Nevertheless, replacing him will be a herculean task. During the last 22 years, under Selig's leadership, baseball has been reshaped by a breathtakingly long list of accomplishments: labor peace, Interleague Play, Wild Card playoff berths, competitive balance, a generation of new ballparks and one of the great success stories in American business -- Major League Baseball Advanced Media, which has allowed fans to watch games and receive statistics, news coverage and analysis through their laptops, tablets and smartphones.
Selig also retired Jackie Robinson's No. 42 -- the only number retired throughout baseball -- and by setting aside a day to celebrate Robinson's memory once a year, he has helped an entire generation of fans -- and players -- understand both his pain and his importance to the game.
Selig has said that Robinson's breaking of baseball's color line in 1947 represents baseball's finest hour because it was one of the first significant steps in the American civil rights movement.
Dr. Martin Luther King Jr. told Robinson that he forced white Americans to see the world in a way they never had before, and in doing so, helped begin the work that would see passage of sweeping legislation regarding issues of racial fairness.
Selig is also proud of baseball's opening of Urban Youth Academies around the country. In teaching the game to kids who might not otherwise be exposed to it, baseball is committed to making sure every kid at least has the opportunity to play.
Selig could write a book on leadership. His was based on consensus, on lobbying and listening and working relentlessly to get 30 owners with different perspectives to act as one for the good of the sport. One of Selig's legacies will be the 30-0 vote.
As former Astros owner Drayton McLane once said, "I've voted for things I was against because the Commissioner was so persuasive."

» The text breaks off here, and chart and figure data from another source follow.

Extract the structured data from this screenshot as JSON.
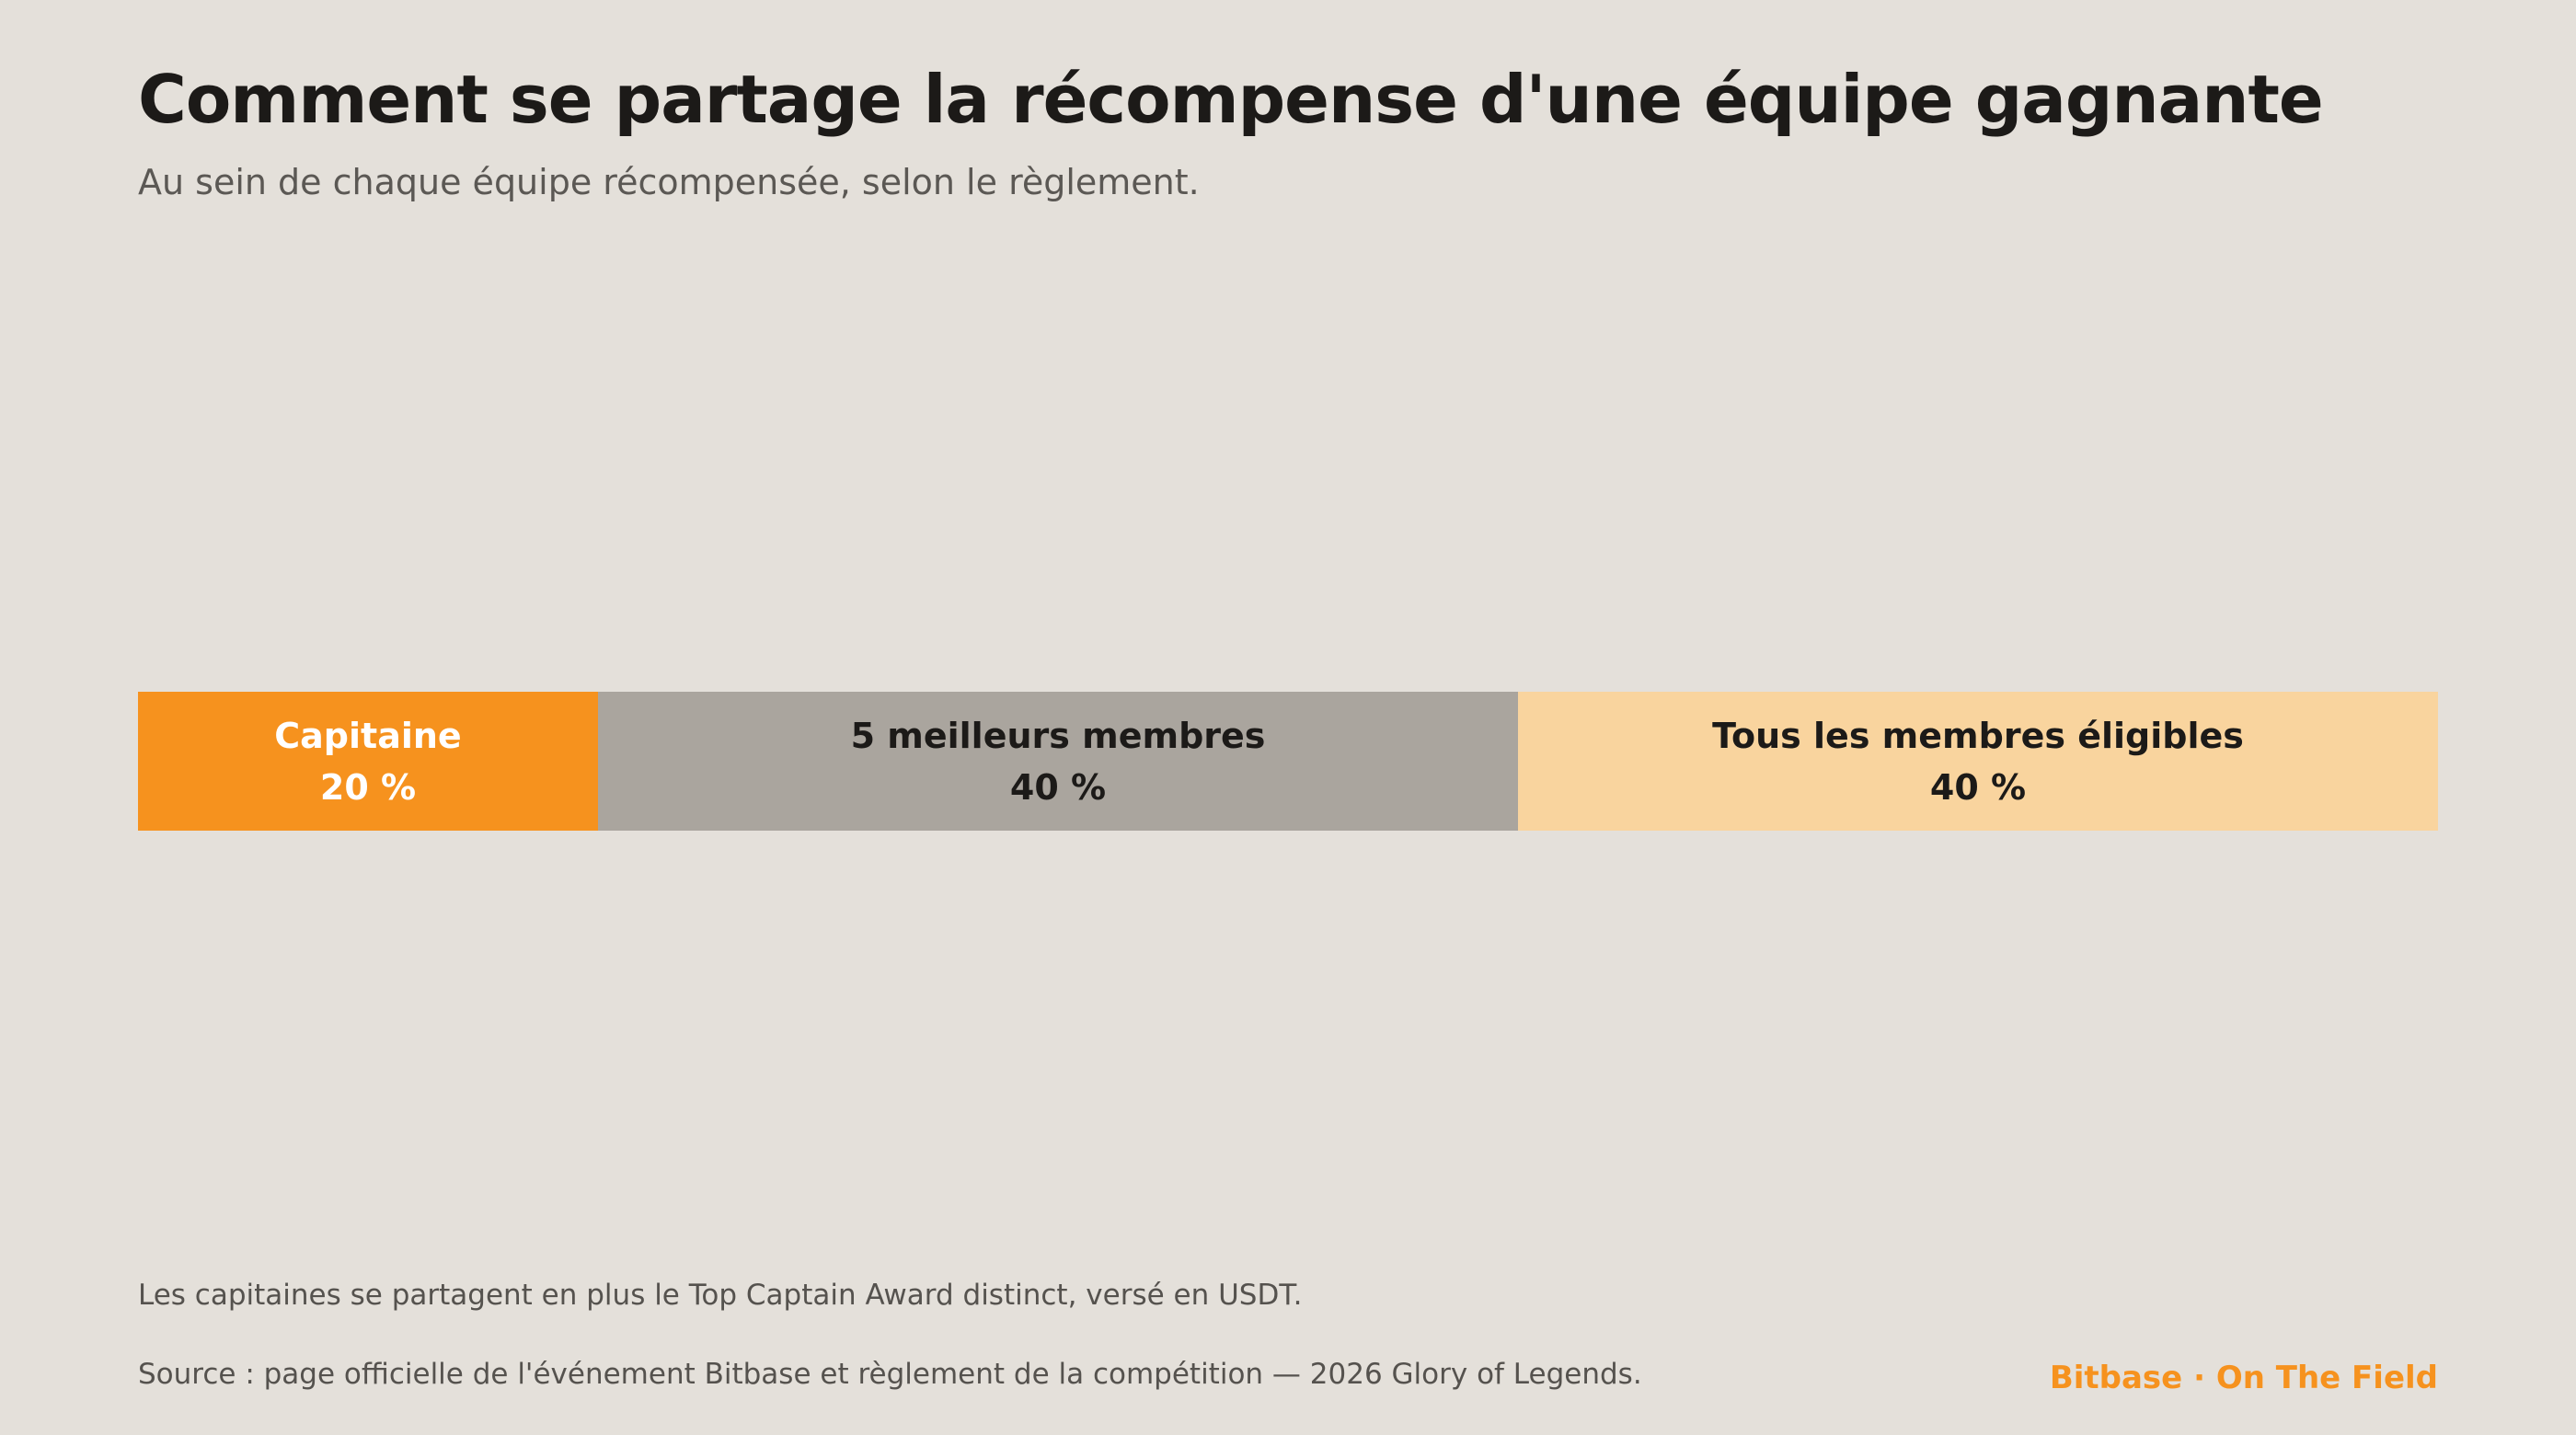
{
  "header": {
    "title": "Comment se partage la récompense d'une équipe gagnante",
    "subtitle": "Au sein de chaque équipe récompensée, selon le règlement."
  },
  "chart_data": {
    "type": "bar",
    "orientation": "horizontal-stacked",
    "unit": "%",
    "segments": [
      {
        "label": "Capitaine",
        "value": 20,
        "value_label": "20 %",
        "color": "#f6921e",
        "text_color": "#ffffff"
      },
      {
        "label": "5 meilleurs membres",
        "value": 40,
        "value_label": "40 %",
        "color": "#aaa59e",
        "text_color": "#1c1a18"
      },
      {
        "label": "Tous les membres éligibles",
        "value": 40,
        "value_label": "40 %",
        "color": "#f9d49e",
        "text_color": "#1c1a18"
      }
    ]
  },
  "footer": {
    "note": "Les capitaines se partagent en plus le Top Captain Award distinct, versé en USDT.",
    "source": "Source : page officielle de l'événement Bitbase et règlement de la compétition — 2026 Glory of Legends.",
    "brand": "Bitbase · On The Field"
  },
  "colors": {
    "background": "#e4e0da",
    "accent": "#f6921e",
    "text": "#1c1a18",
    "muted_text": "#5b5854"
  }
}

"He's done an incredible job in coalescing 30 clubs, all with different views on various matters, having them come together and almost always have 30-0 votes," Cardinals chairman and chief executive officer Bill DeWitt Jr. said.
When Selig took over in 1992, there simply was no way anyone would have believed that the owners and players would ever work together so seamlessly. Without Selig, that transformation might not have happened, and without it, there's simply no way baseball would be as healthy as it is today.
"It's hard to imagine where we are today given where we were when he started his tenure," DeWitt said. "Let me say it's a tough act to follow."
Selig emphatically says the time has come for him to move on, that Jan. 24, 2015, will be his last day on the job. He will have had the second-longest tenure of any Commissioner, second only to that of Kenesaw Mountain Landis, the first Commissioner.
Some of the people who know Selig best doubted he really would leave, thinking that the owners would be able to talk him into staying on the job. On Thursday, there was another indication that he indeed intends to turn the job over to someone else, as he appointed a seven-member succession committee to find the next Commissioner.
DeWitt, one of baseball's most respected and thoughtful men, will serve as chairman of the committee that will recommend Selig's successor to the owners' executive council.
Selig selected seven men who represent a rainbow of clubs, from the large-market Angels (Arte Moreno) to the small-market Twins (Jim Pohlad). White Sox chairman Jerry Reinsdorf, perhaps the most respected and influential owner in the game and a close friend of Selig's, is also on the committee.
DeWitt said the search will be conducted in secrecy, that Selig will have a say and that the leadership of all 30 clubs will have input. The committee was the headline to come out of the quarterly Owners Meetings that wrapped up at MLB headquarters on Thursday.
Even as the game begins preparing for a transition to a new Commissioner, Selig announced that he continues to be pleased with the game's expanded use of instant replay.
Joe Torre and Tony La Russa, two of the architects of the program, reported to the owners that the average time for a replay review is now under two minutes, with several of them taking less than a minute the past couple of weeks.
"It's really been good," Selig said. "Our fans like it. It's making the game better."
Perhaps Selig's most pressing concern is the recent rash of Tommy John elbow surgeries. Selig called the loss of some of the best pitching talent in the game "very sad" and said baseball is attempting to collect information about why so many pitchers have been getting hurt and what can be done about it.
"Let's see if we can find out some answers," he said. "Nobody has them, I'll tell you that, including the doctors and trainers. Everybody you talk to has a different opinion."